Most “very conservative” voters would still want nothing to do with him, and most other Republican voters would see no reason to back a failed candidate for another run at the White House. If it was Romney’s “turn” in 2012, he has had it and squandered it, and there won’t be many interested in giving him another one. Indeed, almost every faction of conservatives would be unhappy with another Romney campaign. For reformist conservatives, Romney’s last campaign was the embodiment of the party’s complete failure to adapt to the present. Romney’s agenda was the antithesis of almost everything libertarians and small-government conservatives support. Republicans that are concerned primarily with winning elections can’t be pleased by the idea of a Romney return, since he represented everything most non-Republicans loathe about the party between his corporate business background, his condescending attitude towards working-class and poor Americans, and his outdated economic agenda. He topped that off with a foreign policy worldview that was by turns ignorant and frightening. His supporters have desperately been trying to rehabilitate Romney’s foreign policy over the last two years without success, but nothing would be worse for the GOP’s foreign policy than to accept the false notion that “Romney was right” about anything in 2012.

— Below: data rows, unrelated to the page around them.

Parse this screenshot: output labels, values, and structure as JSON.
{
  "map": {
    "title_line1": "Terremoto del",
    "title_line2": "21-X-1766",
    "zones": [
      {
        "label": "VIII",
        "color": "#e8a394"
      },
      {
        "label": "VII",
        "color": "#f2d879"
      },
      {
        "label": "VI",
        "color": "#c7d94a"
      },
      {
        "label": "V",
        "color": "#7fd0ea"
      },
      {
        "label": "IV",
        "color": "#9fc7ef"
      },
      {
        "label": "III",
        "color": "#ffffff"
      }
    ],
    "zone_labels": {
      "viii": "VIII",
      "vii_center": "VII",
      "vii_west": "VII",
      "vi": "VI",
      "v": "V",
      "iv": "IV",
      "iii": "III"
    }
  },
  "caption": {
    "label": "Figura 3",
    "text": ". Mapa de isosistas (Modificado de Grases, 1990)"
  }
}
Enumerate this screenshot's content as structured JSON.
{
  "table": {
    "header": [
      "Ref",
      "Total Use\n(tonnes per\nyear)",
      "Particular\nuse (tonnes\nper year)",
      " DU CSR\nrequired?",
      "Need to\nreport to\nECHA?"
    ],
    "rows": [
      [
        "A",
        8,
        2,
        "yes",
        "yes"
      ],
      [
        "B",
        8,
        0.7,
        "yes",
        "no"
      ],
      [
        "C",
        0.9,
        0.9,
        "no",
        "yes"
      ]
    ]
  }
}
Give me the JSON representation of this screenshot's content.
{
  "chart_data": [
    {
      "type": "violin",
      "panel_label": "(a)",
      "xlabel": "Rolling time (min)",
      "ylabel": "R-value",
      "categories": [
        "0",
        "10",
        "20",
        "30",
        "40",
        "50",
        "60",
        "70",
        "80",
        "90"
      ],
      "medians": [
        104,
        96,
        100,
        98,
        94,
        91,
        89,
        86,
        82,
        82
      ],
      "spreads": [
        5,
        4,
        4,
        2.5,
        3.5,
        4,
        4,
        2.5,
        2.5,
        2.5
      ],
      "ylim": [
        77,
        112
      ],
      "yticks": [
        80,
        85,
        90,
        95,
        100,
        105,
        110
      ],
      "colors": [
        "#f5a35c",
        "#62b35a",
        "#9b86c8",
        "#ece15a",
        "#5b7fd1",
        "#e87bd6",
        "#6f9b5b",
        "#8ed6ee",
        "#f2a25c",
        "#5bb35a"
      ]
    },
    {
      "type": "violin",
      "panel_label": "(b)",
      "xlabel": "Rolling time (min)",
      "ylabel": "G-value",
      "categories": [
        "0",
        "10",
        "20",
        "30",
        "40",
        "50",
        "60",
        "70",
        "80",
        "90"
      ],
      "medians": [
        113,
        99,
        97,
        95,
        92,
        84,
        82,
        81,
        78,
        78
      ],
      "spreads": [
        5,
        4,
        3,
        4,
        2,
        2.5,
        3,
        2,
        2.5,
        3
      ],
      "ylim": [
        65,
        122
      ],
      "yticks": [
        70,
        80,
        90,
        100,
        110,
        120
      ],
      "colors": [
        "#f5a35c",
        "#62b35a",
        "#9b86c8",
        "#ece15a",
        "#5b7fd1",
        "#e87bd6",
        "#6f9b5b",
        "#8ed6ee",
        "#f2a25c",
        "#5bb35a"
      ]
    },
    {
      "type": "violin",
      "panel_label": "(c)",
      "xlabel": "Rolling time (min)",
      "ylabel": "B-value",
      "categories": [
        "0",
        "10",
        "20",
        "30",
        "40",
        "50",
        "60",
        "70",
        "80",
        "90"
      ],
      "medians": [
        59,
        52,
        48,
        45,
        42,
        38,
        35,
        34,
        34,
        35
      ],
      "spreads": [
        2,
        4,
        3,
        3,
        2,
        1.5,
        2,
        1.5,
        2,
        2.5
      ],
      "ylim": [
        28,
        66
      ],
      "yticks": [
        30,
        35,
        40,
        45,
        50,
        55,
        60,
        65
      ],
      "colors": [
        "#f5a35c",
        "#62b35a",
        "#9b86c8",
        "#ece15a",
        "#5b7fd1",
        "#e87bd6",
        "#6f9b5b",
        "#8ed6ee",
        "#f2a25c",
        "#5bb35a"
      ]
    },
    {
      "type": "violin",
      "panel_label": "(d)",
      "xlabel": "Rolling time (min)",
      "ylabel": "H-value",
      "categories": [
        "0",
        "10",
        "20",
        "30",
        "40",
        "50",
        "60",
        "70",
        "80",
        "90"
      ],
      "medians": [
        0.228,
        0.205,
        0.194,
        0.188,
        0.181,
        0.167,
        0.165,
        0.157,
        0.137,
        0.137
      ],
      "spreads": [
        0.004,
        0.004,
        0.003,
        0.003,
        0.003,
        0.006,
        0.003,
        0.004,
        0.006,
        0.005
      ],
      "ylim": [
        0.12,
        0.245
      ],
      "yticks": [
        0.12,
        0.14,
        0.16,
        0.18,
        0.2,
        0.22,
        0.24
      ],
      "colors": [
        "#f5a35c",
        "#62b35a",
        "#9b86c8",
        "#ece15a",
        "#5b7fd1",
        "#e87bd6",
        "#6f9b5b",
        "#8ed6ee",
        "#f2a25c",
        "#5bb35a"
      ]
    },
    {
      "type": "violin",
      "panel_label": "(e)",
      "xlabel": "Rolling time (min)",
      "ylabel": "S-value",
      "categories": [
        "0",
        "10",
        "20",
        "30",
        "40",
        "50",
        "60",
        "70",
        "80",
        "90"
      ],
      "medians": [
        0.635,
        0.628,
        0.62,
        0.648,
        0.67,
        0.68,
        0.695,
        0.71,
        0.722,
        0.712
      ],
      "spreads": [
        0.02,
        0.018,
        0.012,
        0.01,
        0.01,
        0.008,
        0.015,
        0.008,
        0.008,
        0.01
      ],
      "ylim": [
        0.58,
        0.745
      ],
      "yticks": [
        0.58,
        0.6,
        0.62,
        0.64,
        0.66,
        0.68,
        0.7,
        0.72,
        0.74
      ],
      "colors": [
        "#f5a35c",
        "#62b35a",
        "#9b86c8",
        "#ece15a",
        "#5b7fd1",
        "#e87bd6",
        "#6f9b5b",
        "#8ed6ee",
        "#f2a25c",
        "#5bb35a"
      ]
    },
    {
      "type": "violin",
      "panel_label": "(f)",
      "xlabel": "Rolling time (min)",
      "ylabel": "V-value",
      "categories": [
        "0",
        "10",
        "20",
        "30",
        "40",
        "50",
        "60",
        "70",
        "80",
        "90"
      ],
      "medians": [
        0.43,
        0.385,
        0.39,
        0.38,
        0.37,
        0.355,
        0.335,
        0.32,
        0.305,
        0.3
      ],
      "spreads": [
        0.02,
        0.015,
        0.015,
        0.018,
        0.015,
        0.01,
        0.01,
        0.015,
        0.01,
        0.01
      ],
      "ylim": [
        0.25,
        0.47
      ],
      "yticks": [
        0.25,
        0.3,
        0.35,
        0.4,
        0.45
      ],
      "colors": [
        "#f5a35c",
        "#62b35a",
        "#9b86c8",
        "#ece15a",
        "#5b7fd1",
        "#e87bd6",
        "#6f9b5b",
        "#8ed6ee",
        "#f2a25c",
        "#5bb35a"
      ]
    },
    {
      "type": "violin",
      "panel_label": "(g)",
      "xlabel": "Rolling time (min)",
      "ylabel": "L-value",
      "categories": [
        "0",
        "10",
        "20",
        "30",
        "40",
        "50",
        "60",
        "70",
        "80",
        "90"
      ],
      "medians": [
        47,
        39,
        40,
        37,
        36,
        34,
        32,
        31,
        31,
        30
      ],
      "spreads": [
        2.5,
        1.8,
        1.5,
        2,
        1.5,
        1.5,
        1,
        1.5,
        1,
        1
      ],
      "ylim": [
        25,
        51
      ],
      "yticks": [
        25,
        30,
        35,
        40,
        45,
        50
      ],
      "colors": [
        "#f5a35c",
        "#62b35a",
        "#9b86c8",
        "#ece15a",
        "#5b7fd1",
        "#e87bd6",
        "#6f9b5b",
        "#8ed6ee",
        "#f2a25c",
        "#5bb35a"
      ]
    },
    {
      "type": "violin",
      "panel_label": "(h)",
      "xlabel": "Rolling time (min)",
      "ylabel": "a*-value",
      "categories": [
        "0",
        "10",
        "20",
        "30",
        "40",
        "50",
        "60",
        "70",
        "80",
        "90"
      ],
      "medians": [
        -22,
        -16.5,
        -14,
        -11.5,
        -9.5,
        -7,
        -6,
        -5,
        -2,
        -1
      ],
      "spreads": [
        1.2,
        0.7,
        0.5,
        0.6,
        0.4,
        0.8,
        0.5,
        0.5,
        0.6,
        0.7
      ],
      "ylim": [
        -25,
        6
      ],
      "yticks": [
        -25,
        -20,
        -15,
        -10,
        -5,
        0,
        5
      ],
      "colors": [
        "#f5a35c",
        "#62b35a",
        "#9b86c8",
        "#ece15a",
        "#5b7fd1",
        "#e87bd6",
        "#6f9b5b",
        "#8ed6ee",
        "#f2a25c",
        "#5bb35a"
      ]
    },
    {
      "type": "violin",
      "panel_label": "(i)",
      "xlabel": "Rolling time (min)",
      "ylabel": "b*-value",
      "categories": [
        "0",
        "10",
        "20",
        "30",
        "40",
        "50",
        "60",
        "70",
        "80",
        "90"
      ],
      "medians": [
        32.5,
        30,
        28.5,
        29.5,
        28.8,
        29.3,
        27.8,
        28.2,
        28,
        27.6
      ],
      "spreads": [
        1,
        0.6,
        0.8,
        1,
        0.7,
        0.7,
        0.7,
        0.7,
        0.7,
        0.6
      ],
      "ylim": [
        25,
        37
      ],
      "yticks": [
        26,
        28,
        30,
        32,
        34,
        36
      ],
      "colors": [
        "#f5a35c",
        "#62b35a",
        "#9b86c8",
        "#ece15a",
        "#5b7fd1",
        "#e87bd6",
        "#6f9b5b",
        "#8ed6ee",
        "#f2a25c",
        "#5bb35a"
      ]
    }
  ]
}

Finally, it doesn’t make any sense for Romney to do this. He is a terrible politician and he isn’t well-suited for what presidential campaigning requires. There must be things that he would rather spend him time and energy on than mounting a third failed bid, and he has no good reason to undergo the scrutiny and mockery that he would inevitably face if he ran again. As it is, he can leave politics as a presidential also-ran, but he doesn’t have to be someone that utterly humiliated himself by not knowing when to quit. Romney can do himself and all of us a favor and stay out of the 2016 race.